What are we to make of all of this? Some people say things like, “We don’t understand it but it is part of God’s plan” or “God needed another angel” or some other attempt to find an understanding or something that makes sense. But, I think step one for us has got to be to acknowledge that it doesn’t make sense. That God didn’t do this; that there wasn’t just a need for another angel or saint or some other story. Instead, it is the most difficult reality of our lives on earth – that sometimes horrible things happen and they leave us confounded and confused. Sometimes evil breaks into our otherwise peaceful existence and we are rocked by it.
But, that doesn’t mean that we just have to accept that reality. Instead, I think that as always God does speak to us in these most challenging of moments. God is not the author of these tragedies; He doesn’t plan them or condone them. In fact, they are the exact opposite of Him. God, as St. John tells us, is love itself. Anything so that is not of love, is not of God. This act was not of God.
So, where was God in all of this? We heard it in our first reading from Zephaniah, “The LORD, your God, is in your midst.” Evil spoke for a moment on Friday; a horrible moment. But in the moment-upon-moments since, God has been speaking, present in the police and other workers who ran to the scene. In the teachers and other staff at the school for whom even the word “hero” doesn’t seem quite adequate to explain what they did; protecting their children, some in even the most extreme way possible. God has been present in the overwhelming love of parents rushing to the school and taking their children home; in the community that has already gathered and will continue in the days, weeks and months ahead together – holding each other, crying together, comforting one another, helping them get through.
Certainly one of the things that many have said is how this is an added tragedy being so close to Christmas. That it will be difficult not to associate this time of year with what happened. And that is true. The singing of happy songs; the laughter around the dinner table; the ripping open of presents will be muted; perhaps for quite some time. But, I think that this moment also brings to mind what Christmas is really about. It’s not about those superficial – even if joyful – things, as much as we love them. Christmas is about what we celebrate all through Advent leading up to Christmas day; as we heard from Zephaniah. It is about a God who is in our midst. Christmas is all about Emmanuel – a name which we hear over and over again means “God is with us”.
What we celebrate in just over a week is the incredible reality that in the darkness; in the struggle and pain that life sometimes brings; in our challenges and in our sorrows – our God chose not to remain distant from us, but that He came into our midst; that He entered our world as one of us; that He came to comfort us; hold us; cry with us; laugh with us; and to be with us in every way possible. The famous dramatist Paul Claudel said it this way, “Jesus did not come to explain away suffering or remove it. He came to fill it with His presence.”

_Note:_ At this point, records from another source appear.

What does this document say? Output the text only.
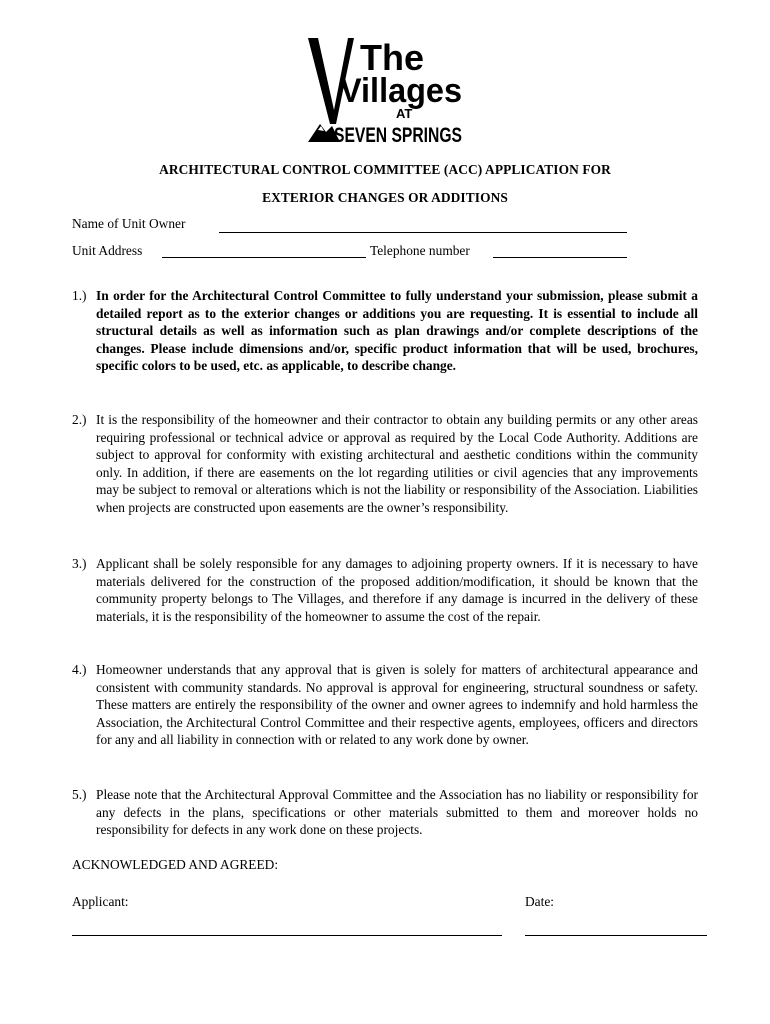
The
Villages
AT
SEVEN SPRINGS
ARCHITECTURAL CONTROL COMMITTEE (ACC) APPLICATION FOR
EXTERIOR CHANGES OR ADDITIONS
Name of Unit Owner
Unit Address	Telephone number
1.) In order for the Architectural Control Committee to fully understand your submission, please submit a detailed report as to the exterior changes or additions you are requesting. It is essential to include all structural details as well as information such as plan drawings and/or complete descriptions of the changes. Please include dimensions and/or, specific product information that will be used, brochures, specific colors to be used, etc. as applicable, to describe change.
2.) It is the responsibility of the homeowner and their contractor to obtain any building permits or any other areas requiring professional or technical advice or approval as required by the Local Code Authority. Additions are subject to approval for conformity with existing architectural and aesthetic conditions within the community only. In addition, if there are easements on the lot regarding utilities or civil agencies that any improvements may be subject to removal or alterations which is not the liability or responsibility of the Association. Liabilities when projects are constructed upon easements are the owner’s responsibility.
3.) Applicant shall be solely responsible for any damages to adjoining property owners. If it is necessary to have materials delivered for the construction of the proposed addition/modification, it should be known that the community property belongs to The Villages, and therefore if any damage is incurred in the delivery of these materials, it is the responsibility of the homeowner to assume the cost of the repair.
4.) Homeowner understands that any approval that is given is solely for matters of architectural appearance and consistent with community standards. No approval is approval for engineering, structural soundness or safety. These matters are entirely the responsibility of the owner and owner agrees to indemnify and hold harmless the Association, the Architectural Control Committee and their respective agents, employees, officers and directors for any and all liability in connection with or related to any work done by owner.
5.) Please note that the Architectural Approval Committee and the Association has no liability or responsibility for any defects in the plans, specifications or other materials submitted to them and moreover holds no responsibility for defects in any work done on these projects.
ACKNOWLEDGED AND AGREED:
Applicant:	Date:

This is the hope of Advent. This is the hope of Christmas. The darkness is never the end of our story; death never wins the day. Tragedy is not our curtain call. For the believer in Jesus Christ, there is always another chapter; one that begins with the Word becoming Flesh. One that ends with a Savior who conquers even death itself; who even in the midst of the most horrible things we can imagine brings life right out of the grip of death. In the shock of this moment; in the newness of the pain we feel, it may be hard to see that today; but in faith, in our hearts we must believe it. This is not only the hope of Advent and Christmas; but it is the hope of Newtown and of this town. It must be the hope that dawns in our hearts. Jesus wants to fill this moment with His presence.
So, if someone asks, where was God in all of this, you can answer: Evil spoke for a moment; and God has been speaking since – speaking words of love, and comfort and care and hope. Our God is not far away and distant from us, but He is Emmanuel, He is with us; He is here holding us in His arms and comforting us with His words and with His sacraments – His abiding presence in our midst.
Our God has welcomed 26 new saints into the glory of Heaven. We pray for them today. And our God seeks to remind us once again that He is right here in our midst; in our hearts; in our world – reminding us that as we welcome Him with hearts full of grief, we also welcome Him with hearts full of hope in His Son.
May God give birth in our hearts to a renewed sense of hope this Christmas; may He help us to become more and more a world of peace, safety and joy. May all those holy innocents who are now saints in Heaven, rest in peace. And may all those who grieve their loss be comforted by a God who wants to fill their pain and struggle with His loving presence. “The LORD, your God, is in your midst.”
May the Lord give each of us His peace.